I am not usually a fan of animal stories; I have always invested in books that focused on human characters. So it is surprising that I found Pax by Sara Pennypacker so much more than a book about a boy and his fox. Told from alternating points of view, this novel tells the story of Peter and Pax. When Peter's father must head off to war (and I am not entirely clear on which one or where), he makes Peter leave Pax in the woods rather than take him along to his grandfather's.

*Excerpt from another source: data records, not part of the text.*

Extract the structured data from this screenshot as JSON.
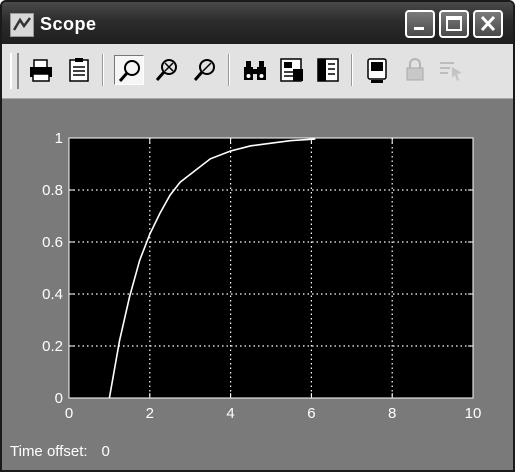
{
  "window": {
    "title": "Scope"
  },
  "toolbar": {
    "buttons": [
      {
        "icon": "print-icon",
        "enabled": true
      },
      {
        "icon": "params-icon",
        "enabled": true
      },
      {
        "icon": "zoom-icon",
        "enabled": true,
        "active": true
      },
      {
        "icon": "zoom-x-icon",
        "enabled": true
      },
      {
        "icon": "zoom-y-icon",
        "enabled": true
      },
      {
        "icon": "autoscale-icon",
        "enabled": true
      },
      {
        "icon": "save-axes-icon",
        "enabled": true
      },
      {
        "icon": "restore-axes-icon",
        "enabled": true
      },
      {
        "icon": "floating-scope-icon",
        "enabled": true
      },
      {
        "icon": "lock-axes-icon",
        "enabled": false
      },
      {
        "icon": "signal-selection-icon",
        "enabled": false
      }
    ]
  },
  "status": {
    "label": "Time offset:",
    "value": "0"
  },
  "chart_data": {
    "type": "line",
    "xlim": [
      0,
      10
    ],
    "ylim": [
      0,
      1
    ],
    "xticks": [
      "0",
      "2",
      "4",
      "6",
      "8",
      "10"
    ],
    "yticks": [
      "0",
      "0.2",
      "0.4",
      "0.6",
      "0.8",
      "1"
    ],
    "grid": true,
    "background": "#000000",
    "series": [
      {
        "color": "#ffffff",
        "x": [
          1,
          1.25,
          1.5,
          1.75,
          2,
          2.25,
          2.5,
          2.75,
          3,
          3.5,
          4,
          4.5,
          5,
          5.5,
          6,
          6.1
        ],
        "y": [
          0,
          0.22,
          0.39,
          0.53,
          0.63,
          0.71,
          0.78,
          0.83,
          0.86,
          0.92,
          0.95,
          0.97,
          0.98,
          0.99,
          0.995,
          0.996
        ]
      }
    ]
  }
}
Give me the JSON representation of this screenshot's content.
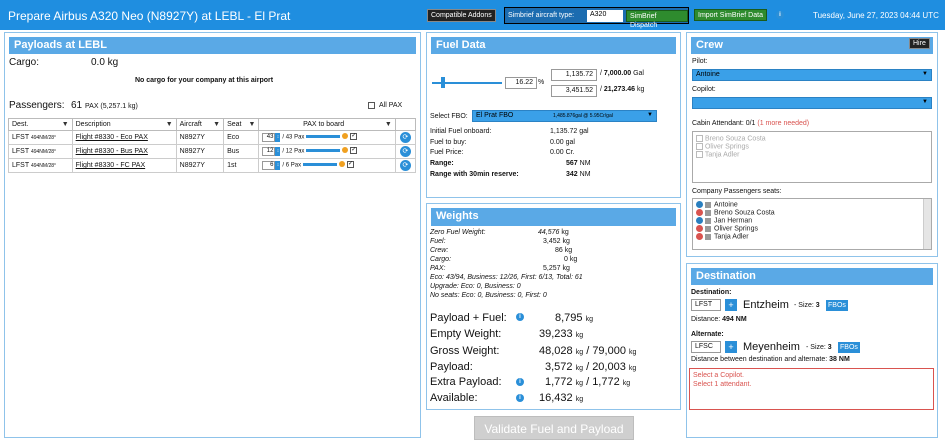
{
  "header": {
    "title": "Prepare Airbus A320 Neo (N8927Y) at LEBL - El Prat",
    "compatible_addons": "Compatible Addons",
    "simbrief_type_label": "Simbrief aircraft type:",
    "simbrief_type_value": "A320",
    "simbrief_dispatch": "SimBrief Dispatch",
    "import_simbrief": "Import SimBrief Data",
    "datetime": "Tuesday, June 27, 2023 04:44 UTC"
  },
  "payloads": {
    "title": "Payloads at LEBL",
    "cargo_label": "Cargo:",
    "cargo_value": "0.0 kg",
    "no_cargo": "No cargo for your company at this airport",
    "passengers_label": "Passengers:",
    "passengers_count": "61",
    "passengers_detail": "PAX (5,257.1 kg)",
    "all_pax_label": "All PAX",
    "columns": [
      "Dest.",
      "Description",
      "Aircraft",
      "Seat",
      "PAX to board"
    ],
    "rows": [
      {
        "dest": "LFST",
        "dist": "494NM/28°",
        "desc": "Flight #8330 - Eco PAX",
        "aircraft": "N8927Y",
        "seat": "Eco",
        "qty": "43",
        "max": "/ 43 Pax"
      },
      {
        "dest": "LFST",
        "dist": "494NM/28°",
        "desc": "Flight #8330 - Bus PAX",
        "aircraft": "N8927Y",
        "seat": "Bus",
        "qty": "12",
        "max": "/ 12 Pax"
      },
      {
        "dest": "LFST",
        "dist": "494NM/28°",
        "desc": "Flight #8330 - FC PAX",
        "aircraft": "N8927Y",
        "seat": "1st",
        "qty": "6",
        "max": "/ 6 Pax"
      }
    ]
  },
  "fuel": {
    "title": "Fuel Data",
    "percent": "16.22",
    "percent_unit": "%",
    "gal_value": "1,135.72",
    "gal_total": "7,000.00",
    "gal_unit": "Gal",
    "kg_value": "3,451.52",
    "kg_total": "21,273.46",
    "kg_unit": "kg",
    "select_fbo_label": "Select FBO:",
    "fbo_name": "El Prat FBO",
    "fbo_price": "1,485.876gal @ 5.95Cr/gal",
    "rows": [
      {
        "label": "Initial Fuel onboard:",
        "value": "1,135.72 gal"
      },
      {
        "label": "Fuel to buy:",
        "value": "0.00 gal"
      },
      {
        "label": "Fuel Price:",
        "value": "0.00 Cr."
      }
    ],
    "range_label": "Range:",
    "range_value": "567",
    "range_reserve_label": "Range with 30min reserve:",
    "range_reserve_value": "342",
    "nm": "NM"
  },
  "weights": {
    "title": "Weights",
    "rows": [
      {
        "label": "Zero Fuel Weight:",
        "value": "44,576",
        "unit": "kg"
      },
      {
        "label": "Fuel:",
        "value": "3,452",
        "unit": "kg"
      },
      {
        "label": "Crew:",
        "value": "86",
        "unit": "kg"
      },
      {
        "label": "Cargo:",
        "value": "0",
        "unit": "kg"
      },
      {
        "label": "PAX:",
        "value": "5,257",
        "unit": "kg"
      }
    ],
    "pax_breakdown": "Eco: 43/94, Business: 12/26, First: 6/13, Total: 61",
    "upgrade": "Upgrade: Eco: 0, Business: 0",
    "no_seats": "No seats: Eco: 0, Business: 0, First: 0",
    "payload_fuel_label": "Payload + Fuel:",
    "payload_fuel_value": "8,795",
    "empty_label": "Empty Weight:",
    "empty_value": "39,233",
    "gross_label": "Gross Weight:",
    "gross_value": "48,028",
    "gross_max": "79,000",
    "payload_label": "Payload:",
    "payload_value": "3,572",
    "payload_max": "20,003",
    "extra_label": "Extra Payload:",
    "extra_value": "1,772",
    "extra_max": "1,772",
    "available_label": "Available:",
    "available_value": "16,432",
    "kg": "kg",
    "slash": "/"
  },
  "crew": {
    "title": "Crew",
    "hire": "Hire",
    "pilot_label": "Pilot:",
    "pilot_value": "Antoine",
    "copilot_label": "Copilot:",
    "attendant_label": "Cabin Attendant: 0/1",
    "attendant_needed": "(1 more needed)",
    "attendants": [
      "Breno Souza Costa",
      "Oliver Springs",
      "Tanja Adler"
    ],
    "company_pax_label": "Company Passengers seats:",
    "company_pax": [
      "Antoine",
      "Breno Souza Costa",
      "Jan Herman",
      "Oliver Springs",
      "Tanja Adler"
    ]
  },
  "destination": {
    "title": "Destination",
    "dest_label": "Destination:",
    "dest_icao": "LFST",
    "dest_name": "Entzheim",
    "dest_size": "- Size: 3",
    "fbos": "FBOs",
    "distance_label": "Distance:",
    "distance_value": "494 NM",
    "alt_label": "Alternate:",
    "alt_icao": "LFSC",
    "alt_name": "Meyenheim",
    "alt_size": "- Size: 3",
    "alt_distance_label": "Distance between destination and alternate:",
    "alt_distance_value": "38 NM",
    "errors": [
      "Select a Copilot.",
      "Select 1 attendant."
    ]
  },
  "validate": "Validate Fuel and Payload",
  "colors": {
    "header_bg": "#1f8ee0",
    "panel_head": "#5aa9e6",
    "error": "#d9534f"
  }
}
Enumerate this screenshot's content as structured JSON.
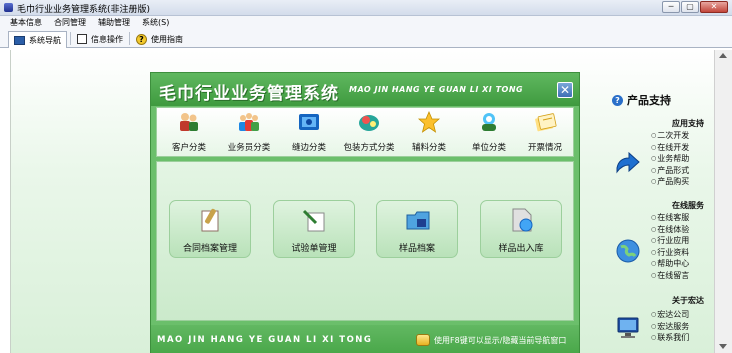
{
  "window": {
    "title": "毛巾行业业务管理系统(非注册版)",
    "min_label": "─",
    "max_label": "▢",
    "close_label": "✕"
  },
  "menu": [
    "基本信息",
    "合同管理",
    "辅助管理",
    "系统(S)"
  ],
  "tabs": [
    {
      "label": "系统导航",
      "icon": "monitor-icon",
      "active": true
    },
    {
      "label": "信息操作",
      "icon": "checkbox-icon",
      "active": false
    },
    {
      "label": "使用指南",
      "icon": "help-icon",
      "active": false
    }
  ],
  "panel": {
    "title": "毛巾行业业务管理系统",
    "pinyin": "MAO JIN HANG YE GUAN LI XI TONG",
    "close_label": "✕",
    "toolbar": [
      {
        "label": "客户分类",
        "icon": "customers-icon"
      },
      {
        "label": "业务员分类",
        "icon": "salesmen-icon"
      },
      {
        "label": "缝边分类",
        "icon": "hemming-icon"
      },
      {
        "label": "包装方式分类",
        "icon": "packaging-icon"
      },
      {
        "label": "辅料分类",
        "icon": "star-icon"
      },
      {
        "label": "单位分类",
        "icon": "unit-icon"
      },
      {
        "label": "开票情况",
        "icon": "invoice-icon"
      }
    ],
    "buttons": [
      {
        "label": "合同档案管理",
        "icon": "contract-icon"
      },
      {
        "label": "试验单管理",
        "icon": "test-sheet-icon"
      },
      {
        "label": "样品档案",
        "icon": "sample-folder-icon"
      },
      {
        "label": "样品出入库",
        "icon": "sample-stock-icon"
      }
    ],
    "footer_pinyin": "MAO JIN HANG YE GUAN LI XI TONG",
    "footer_tip": "使用F8键可以显示/隐藏当前导航窗口"
  },
  "sidebar": {
    "title": "产品支持",
    "groups": [
      {
        "title": "应用支持",
        "icon": "arrow-icon",
        "items": [
          "二次开发",
          "在线开发",
          "业务帮助",
          "产品形式",
          "产品购买"
        ]
      },
      {
        "title": "在线服务",
        "icon": "globe-icon",
        "items": [
          "在线客服",
          "在线体验",
          "行业应用",
          "行业资料",
          "帮助中心",
          "在线留言"
        ]
      },
      {
        "title": "关于宏达",
        "icon": "computer-icon",
        "items": [
          "宏达公司",
          "宏达服务",
          "联系我们"
        ]
      }
    ]
  },
  "colors": {
    "panel_green": "#6bbf6b",
    "header_green": "#3f9a3f",
    "close_blue": "#3f6fb5"
  }
}
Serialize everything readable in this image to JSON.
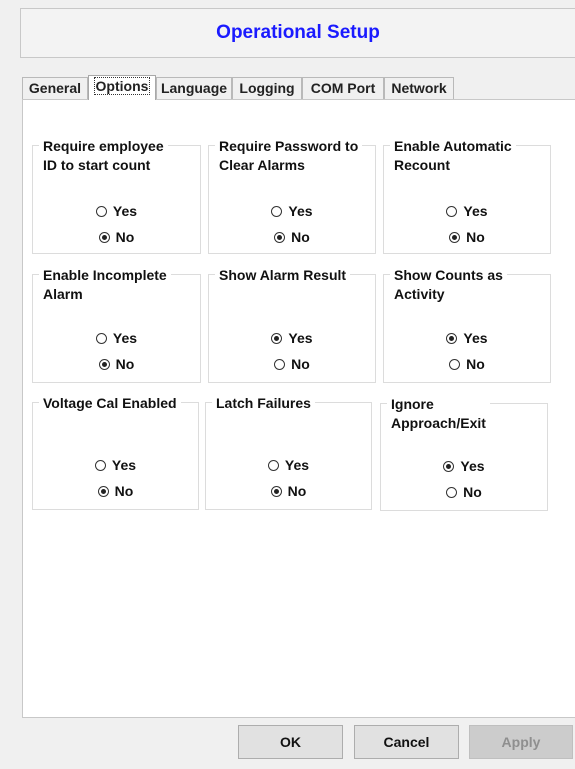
{
  "window": {
    "title": "Operational Setup"
  },
  "tabs": [
    {
      "label": "General",
      "active": false
    },
    {
      "label": "Options",
      "active": true
    },
    {
      "label": "Language",
      "active": false
    },
    {
      "label": "Logging",
      "active": false
    },
    {
      "label": "COM Port",
      "active": false
    },
    {
      "label": "Network",
      "active": false
    }
  ],
  "groups": [
    {
      "label": "Require employee\nID to start count",
      "yes_label": "Yes",
      "no_label": "No",
      "selected": "No"
    },
    {
      "label": "Require Password to\nClear Alarms",
      "yes_label": "Yes",
      "no_label": "No",
      "selected": "No"
    },
    {
      "label": "Enable Automatic\nRecount",
      "yes_label": "Yes",
      "no_label": "No",
      "selected": "No"
    },
    {
      "label": "Enable Incomplete\nAlarm",
      "yes_label": "Yes",
      "no_label": "No",
      "selected": "No"
    },
    {
      "label": "Show Alarm Result",
      "yes_label": "Yes",
      "no_label": "No",
      "selected": "Yes"
    },
    {
      "label": "Show Counts as\nActivity",
      "yes_label": "Yes",
      "no_label": "No",
      "selected": "Yes"
    },
    {
      "label": "Voltage Cal Enabled",
      "yes_label": "Yes",
      "no_label": "No",
      "selected": "No"
    },
    {
      "label": "Latch Failures",
      "yes_label": "Yes",
      "no_label": "No",
      "selected": "No"
    },
    {
      "label": "Ignore\nApproach/Exit",
      "yes_label": "Yes",
      "no_label": "No",
      "selected": "Yes"
    }
  ],
  "buttons": {
    "ok": "OK",
    "cancel": "Cancel",
    "apply": "Apply",
    "apply_enabled": false
  }
}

Throughout the novel, the reader's heart is constantly torn between Pax's story, hungry and alone in a wild world that he has never known, and Peter's struggle to journey alone to reunite with his best friend. Along the way, Pax is befriended by Gray, Bristle and Runt, while Peter must face the ghosts of his past when he is rescued by Vola. She too has suffered because of lives she took in a war, and Peter must overcome his guilt over the death of his mother and over leaving Pax alone to fend for himself.
Pennypacker brings Pax, the red fox, to life in the story. His resourcefulness and resilience is powerful because the voice is so strong. Her narrative reflects her exhaustive research into the life of the fox in the wild, detailing his hunting methods and his habitats. Pax is introduced to raw prey when Bristle "...bit through the rat's neck, then dropped it to the ground (37)." In the forest, he "speaks" to his newfound companions, shares dens which allowed for a view of "approaching predators" (58), begins to rely on scent to survive, and learns "All humans are dangerous...." (86).
I could never have predicted the turns of this tale. It is one of adventure, of family, or forgiveness and heartache. Peter is determined to travel 300-miles in a war-torn land to find forgiveness from Pax, and what he must endure on the journey will have the reader holding his breath.